NTCIR-17 Transfer Task uses the following test collection as the evaluation dataset.

### Overview of NTCIR-2 AdHoc Test Collection

- Reference
> Kando, et al. (2001). [Overview of Japanese and English Information Retrieval Tasks (JEIR) at the Second NTCIR Workshop](http://research.nii.ac.jp/ntcir/workshop/OnlineProceedings2/ovview-kando2.pdf). In: Proceedings of the Second NTCIR Workshop on Research in Chinese & Japanese Text Retrieval and Text Summarization, May 2000- March 2001.
- How to obtain the data: [Research Purpose Use of NTCIR Test Collections or Data Archive/ User Agreement](http://research.nii.ac.jp/ntcir/permission/perm-en.html#ntcir-2)
> The collection includes (1) Document data (Author abstracts of the Academic Conference Paper Database (1997-1999) and Grant Reports (1988-1997) = about 400,000 Japanese and 130,000 English documents,) (2) 49 Search topics (Japanese and English,) and (3) Relevance Judgements.
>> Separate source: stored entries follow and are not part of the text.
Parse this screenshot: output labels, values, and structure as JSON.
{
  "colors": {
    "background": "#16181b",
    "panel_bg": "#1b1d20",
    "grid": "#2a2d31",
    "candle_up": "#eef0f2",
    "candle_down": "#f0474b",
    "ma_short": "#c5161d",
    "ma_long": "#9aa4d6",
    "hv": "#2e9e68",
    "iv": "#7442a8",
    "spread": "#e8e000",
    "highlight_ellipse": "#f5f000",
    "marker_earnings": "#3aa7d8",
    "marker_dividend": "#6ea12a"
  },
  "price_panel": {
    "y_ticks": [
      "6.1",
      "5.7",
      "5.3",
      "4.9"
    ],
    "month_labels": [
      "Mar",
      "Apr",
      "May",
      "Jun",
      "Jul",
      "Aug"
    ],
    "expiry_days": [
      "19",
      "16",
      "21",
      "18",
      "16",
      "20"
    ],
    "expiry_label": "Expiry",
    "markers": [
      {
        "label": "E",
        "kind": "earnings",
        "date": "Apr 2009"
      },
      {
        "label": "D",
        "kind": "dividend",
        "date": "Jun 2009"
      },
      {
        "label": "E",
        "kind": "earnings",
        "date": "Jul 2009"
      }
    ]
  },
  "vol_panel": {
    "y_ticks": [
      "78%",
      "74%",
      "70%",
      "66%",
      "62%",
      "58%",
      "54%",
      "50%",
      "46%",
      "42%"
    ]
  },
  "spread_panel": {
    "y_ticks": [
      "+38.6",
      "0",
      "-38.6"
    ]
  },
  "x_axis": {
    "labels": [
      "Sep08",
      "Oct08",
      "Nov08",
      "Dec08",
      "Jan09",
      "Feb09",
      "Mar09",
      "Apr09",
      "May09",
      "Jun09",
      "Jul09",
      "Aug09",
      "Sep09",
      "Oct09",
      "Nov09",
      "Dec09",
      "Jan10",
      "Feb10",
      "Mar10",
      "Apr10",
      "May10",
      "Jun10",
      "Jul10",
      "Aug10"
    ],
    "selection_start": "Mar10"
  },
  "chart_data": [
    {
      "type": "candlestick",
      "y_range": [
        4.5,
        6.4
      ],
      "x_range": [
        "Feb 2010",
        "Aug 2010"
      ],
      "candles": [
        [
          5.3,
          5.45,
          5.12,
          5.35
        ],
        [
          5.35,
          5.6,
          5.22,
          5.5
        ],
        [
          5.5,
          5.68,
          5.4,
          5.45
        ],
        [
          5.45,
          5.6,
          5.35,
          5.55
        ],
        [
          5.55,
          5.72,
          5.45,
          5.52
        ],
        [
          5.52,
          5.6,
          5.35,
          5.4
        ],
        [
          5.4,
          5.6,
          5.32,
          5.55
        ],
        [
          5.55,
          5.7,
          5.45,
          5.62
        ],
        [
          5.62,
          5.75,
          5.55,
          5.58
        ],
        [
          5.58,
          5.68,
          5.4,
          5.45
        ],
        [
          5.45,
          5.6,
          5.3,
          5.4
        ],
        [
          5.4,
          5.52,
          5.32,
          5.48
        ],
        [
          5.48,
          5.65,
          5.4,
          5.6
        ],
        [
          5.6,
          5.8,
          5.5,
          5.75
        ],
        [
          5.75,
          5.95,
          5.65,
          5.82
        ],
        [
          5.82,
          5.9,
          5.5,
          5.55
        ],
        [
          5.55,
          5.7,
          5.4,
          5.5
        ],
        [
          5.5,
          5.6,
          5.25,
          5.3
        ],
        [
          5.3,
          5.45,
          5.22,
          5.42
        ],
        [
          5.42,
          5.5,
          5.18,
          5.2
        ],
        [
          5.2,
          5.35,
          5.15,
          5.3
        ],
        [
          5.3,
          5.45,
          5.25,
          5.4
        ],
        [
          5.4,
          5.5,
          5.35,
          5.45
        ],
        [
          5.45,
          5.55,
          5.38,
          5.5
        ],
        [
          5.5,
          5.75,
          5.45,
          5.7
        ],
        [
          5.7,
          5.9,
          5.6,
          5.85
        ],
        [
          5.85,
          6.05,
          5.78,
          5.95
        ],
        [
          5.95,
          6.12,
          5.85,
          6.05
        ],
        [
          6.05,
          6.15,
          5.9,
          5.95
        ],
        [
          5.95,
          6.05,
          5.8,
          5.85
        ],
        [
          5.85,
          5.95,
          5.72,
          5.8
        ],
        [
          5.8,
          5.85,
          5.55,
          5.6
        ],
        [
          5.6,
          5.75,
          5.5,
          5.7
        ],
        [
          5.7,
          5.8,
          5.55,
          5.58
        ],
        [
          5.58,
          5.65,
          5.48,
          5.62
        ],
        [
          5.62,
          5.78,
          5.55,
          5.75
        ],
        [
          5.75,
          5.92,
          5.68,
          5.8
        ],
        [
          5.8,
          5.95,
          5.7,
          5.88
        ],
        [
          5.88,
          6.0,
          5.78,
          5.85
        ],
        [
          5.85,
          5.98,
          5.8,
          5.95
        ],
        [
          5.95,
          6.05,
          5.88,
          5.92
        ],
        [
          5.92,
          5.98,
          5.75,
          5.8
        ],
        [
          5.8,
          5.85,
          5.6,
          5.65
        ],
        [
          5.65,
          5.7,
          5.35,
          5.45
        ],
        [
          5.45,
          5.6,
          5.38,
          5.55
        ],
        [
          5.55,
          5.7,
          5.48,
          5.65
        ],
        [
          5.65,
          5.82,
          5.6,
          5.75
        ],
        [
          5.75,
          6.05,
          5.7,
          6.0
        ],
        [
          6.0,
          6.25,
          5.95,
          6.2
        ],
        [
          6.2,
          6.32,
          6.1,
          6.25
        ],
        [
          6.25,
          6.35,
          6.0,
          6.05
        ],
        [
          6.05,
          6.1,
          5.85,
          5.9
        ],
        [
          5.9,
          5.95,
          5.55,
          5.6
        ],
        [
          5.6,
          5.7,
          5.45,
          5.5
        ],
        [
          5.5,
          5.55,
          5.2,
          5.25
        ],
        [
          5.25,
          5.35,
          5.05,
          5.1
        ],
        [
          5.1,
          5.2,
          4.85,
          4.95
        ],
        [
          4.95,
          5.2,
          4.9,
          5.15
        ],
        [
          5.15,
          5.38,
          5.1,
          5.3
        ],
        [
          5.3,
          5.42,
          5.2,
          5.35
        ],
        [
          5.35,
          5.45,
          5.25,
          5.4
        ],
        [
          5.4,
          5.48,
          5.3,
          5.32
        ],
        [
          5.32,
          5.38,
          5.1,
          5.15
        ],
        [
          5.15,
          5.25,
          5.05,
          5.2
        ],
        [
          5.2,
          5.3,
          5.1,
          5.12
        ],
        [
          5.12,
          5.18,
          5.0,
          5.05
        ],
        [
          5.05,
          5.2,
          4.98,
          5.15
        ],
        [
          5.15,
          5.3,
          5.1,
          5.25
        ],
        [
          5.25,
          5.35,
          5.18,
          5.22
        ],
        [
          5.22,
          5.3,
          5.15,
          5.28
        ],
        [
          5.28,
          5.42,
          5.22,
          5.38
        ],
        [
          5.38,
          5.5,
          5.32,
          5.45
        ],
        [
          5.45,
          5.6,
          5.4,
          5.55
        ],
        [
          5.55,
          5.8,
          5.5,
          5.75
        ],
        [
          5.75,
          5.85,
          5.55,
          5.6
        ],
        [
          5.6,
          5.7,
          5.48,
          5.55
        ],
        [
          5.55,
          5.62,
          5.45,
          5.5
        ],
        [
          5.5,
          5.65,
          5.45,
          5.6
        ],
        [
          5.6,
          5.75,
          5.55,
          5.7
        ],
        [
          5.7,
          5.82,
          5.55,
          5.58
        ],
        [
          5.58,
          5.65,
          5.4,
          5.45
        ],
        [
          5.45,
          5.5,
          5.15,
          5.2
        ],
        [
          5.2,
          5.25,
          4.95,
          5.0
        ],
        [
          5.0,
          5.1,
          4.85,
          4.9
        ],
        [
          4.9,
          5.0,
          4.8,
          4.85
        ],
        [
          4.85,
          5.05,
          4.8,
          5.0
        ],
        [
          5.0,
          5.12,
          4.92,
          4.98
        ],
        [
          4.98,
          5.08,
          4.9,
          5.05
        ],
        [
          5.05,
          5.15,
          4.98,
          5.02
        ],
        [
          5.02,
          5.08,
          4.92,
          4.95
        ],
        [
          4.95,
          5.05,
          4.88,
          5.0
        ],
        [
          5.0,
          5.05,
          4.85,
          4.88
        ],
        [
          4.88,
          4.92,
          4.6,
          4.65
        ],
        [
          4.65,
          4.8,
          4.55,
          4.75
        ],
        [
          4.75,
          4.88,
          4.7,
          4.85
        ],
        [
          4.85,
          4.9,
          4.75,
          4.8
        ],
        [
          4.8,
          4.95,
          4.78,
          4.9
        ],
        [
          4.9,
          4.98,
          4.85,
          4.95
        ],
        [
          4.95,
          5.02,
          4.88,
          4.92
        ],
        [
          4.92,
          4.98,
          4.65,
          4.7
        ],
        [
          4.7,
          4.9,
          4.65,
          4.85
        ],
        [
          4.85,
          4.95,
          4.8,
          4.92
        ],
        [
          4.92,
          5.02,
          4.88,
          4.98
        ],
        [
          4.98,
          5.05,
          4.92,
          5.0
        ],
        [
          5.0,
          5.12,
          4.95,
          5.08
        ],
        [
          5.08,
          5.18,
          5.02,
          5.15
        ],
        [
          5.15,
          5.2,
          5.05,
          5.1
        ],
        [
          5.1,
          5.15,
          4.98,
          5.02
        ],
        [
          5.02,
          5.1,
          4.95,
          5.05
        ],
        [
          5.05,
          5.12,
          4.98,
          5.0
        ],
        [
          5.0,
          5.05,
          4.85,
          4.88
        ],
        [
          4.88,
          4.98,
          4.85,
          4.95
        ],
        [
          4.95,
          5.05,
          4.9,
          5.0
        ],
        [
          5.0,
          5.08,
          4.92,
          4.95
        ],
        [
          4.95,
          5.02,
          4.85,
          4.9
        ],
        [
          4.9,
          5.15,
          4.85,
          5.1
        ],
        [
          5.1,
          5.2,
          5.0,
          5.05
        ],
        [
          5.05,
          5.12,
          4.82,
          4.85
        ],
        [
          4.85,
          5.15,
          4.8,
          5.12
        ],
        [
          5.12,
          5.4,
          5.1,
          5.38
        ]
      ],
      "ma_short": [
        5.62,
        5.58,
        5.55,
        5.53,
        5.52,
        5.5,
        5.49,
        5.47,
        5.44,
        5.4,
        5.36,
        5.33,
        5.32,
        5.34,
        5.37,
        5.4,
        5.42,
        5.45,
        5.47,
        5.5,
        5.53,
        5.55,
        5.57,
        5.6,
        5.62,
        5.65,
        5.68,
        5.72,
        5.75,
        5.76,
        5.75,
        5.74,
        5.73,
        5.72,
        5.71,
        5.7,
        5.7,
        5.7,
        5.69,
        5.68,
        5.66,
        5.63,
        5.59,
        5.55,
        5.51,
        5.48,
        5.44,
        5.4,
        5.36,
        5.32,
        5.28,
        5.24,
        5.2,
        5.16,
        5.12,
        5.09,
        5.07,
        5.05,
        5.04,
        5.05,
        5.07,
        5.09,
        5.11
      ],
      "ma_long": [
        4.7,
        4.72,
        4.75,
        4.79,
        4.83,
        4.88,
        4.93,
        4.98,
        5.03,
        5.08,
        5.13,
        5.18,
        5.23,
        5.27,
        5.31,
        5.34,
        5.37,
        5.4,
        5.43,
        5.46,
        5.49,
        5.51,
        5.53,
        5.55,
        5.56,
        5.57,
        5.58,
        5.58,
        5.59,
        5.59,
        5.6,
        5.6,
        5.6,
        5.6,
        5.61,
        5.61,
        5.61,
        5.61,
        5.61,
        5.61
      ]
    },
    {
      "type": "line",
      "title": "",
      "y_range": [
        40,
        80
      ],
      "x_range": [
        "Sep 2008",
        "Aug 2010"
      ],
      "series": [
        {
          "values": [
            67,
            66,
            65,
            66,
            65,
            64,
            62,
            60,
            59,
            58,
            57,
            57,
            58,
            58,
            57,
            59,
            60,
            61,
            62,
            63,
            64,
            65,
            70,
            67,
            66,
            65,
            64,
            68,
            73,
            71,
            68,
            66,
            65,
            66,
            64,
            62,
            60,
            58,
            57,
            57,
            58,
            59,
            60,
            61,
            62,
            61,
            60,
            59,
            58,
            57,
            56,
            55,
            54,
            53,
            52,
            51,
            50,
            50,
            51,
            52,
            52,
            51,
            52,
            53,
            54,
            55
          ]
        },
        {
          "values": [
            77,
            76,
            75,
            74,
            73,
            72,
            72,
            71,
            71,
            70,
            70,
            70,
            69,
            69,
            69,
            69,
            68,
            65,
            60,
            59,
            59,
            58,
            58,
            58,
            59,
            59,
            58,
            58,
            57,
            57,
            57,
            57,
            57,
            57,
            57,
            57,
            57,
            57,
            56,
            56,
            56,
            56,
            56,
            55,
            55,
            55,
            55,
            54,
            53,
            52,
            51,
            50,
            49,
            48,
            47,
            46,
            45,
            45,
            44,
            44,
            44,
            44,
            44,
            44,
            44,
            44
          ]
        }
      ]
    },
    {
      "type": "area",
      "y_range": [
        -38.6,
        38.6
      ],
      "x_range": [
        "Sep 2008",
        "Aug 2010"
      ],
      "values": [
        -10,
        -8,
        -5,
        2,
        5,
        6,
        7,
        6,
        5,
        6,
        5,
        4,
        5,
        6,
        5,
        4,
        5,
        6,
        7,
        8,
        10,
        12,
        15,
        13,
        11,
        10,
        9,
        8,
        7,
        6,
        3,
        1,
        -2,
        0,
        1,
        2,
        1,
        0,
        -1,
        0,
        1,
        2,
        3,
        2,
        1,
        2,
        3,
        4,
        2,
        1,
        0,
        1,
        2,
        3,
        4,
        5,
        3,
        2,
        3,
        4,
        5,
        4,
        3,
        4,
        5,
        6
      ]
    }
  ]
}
The whole test collection is available for research purpose use from NII For experiments, the document data must be used with those of the NTCIR-1. Relevance judgments were done of the merged database of NTCIR-1 and NTCIR-2. To merge document collections, the document IDs in the NTCIR-1 must be converted using the script included in the NTCIR-2 CD-ROM. At the Second NTCIR Workshop, segmented data, in which the whole document data were segmented into terms (short units as well as longer units) using the standard software for segmentation in the year of 2000.

## Previous Step

- `preprocess-transfer1-train.ipynb`

## Data path
- Get a copy of the test collection based on the above instruction.
- We assume that the downloaded file has been uncompressed to the following path.

In [1]:
import os
os.environ['DATA1'] = '../testcollections/ntcir/NTCIR-1'
os.environ['DATA2'] = '../testcollections/ntcir/NTCIR-2'

In [2]:
!ls $DATA2

agreem2-e.pdf		 j-docs.tgz		      readme-j.pdf
agreem2-j.pdf		 manual-e.pdf		      readme-j.txt
correction-e-130709.pdf  manual-j.pdf		      rels.tgz
correction-j-130705.pdf  readme-e-revised-130709.pdf  scripts.tgz
e-docs.tgz		 readme-e.txt		      topics
j-docs			 readme-j-revised-130709.pdf  topics.tgz


## Preprocessing of corpus files

- NTCIR-2 uses both the new corpus files and that of NTCIR-1

In [3]:
!tar xvfz $DATA2/j-docs.tgz -C $DATA2/

j-docs/
j-docs/ntc2-j1g
j-docs/ntc2-j1k


In [4]:
!iconv -f EUC-JP -t UTF-8 -c $DATA2/j-docs/ntc2-j1g > $DATA2/j-docs/ntc2-j1g.utf8
!iconv -f EUC-JP -t UTF-8 -c $DATA2/j-docs/ntc2-j1k > $DATA2/j-docs/ntc2-j1k.utf8

In [5]:
# Number of documents
!grep "^<ACCN" $DATA2/j-docs/ntc2-j1*.utf8 | wc -l

403240


### ntc2-j1g

In [6]:
import sys
import re
import json
def docs_g_jsonl(in_file):
    out_file = in_file + '.jsonl'
    with open(in_file, 'r') as f, open(out_file, 'w') as f1:
        record = ''
        items = {}
        count = 0
        for line in f:
            line = line.rstrip()
            if line == '</REC>':
                accn = re.findall(r'<ACCN>(.+?)<', record)[0]
                titl = re.findall(r'<TITL .+?>(.+?)<', record)[0]
                abst = re.findall(r'<ABST .+?>(.+?)</ABST>', record)[0]
                abst = re.sub(r'<ABST.P>', '', abst)
                abst = re.sub(r'</ABST.P>', '', abst)
                contents = titl + ' ' + abst
                items = {
                    'doc_id': accn,
                    'text': contents
                }
                j = json.dumps(items, ensure_ascii=False)
                f1.write(f'{j}\n')
                record = ''
                items = {}
                count += 1
                if count % 10000 == 0:
                    print(f'{count}, ', end='', file=sys.stderr)
            else:
                record += line
        print(f'{count}, Done!', file=sys.stderr)

In [7]:
docs_g_jsonl(os.getenv('DATA2') + '/j-docs/ntc2-j1g.utf8')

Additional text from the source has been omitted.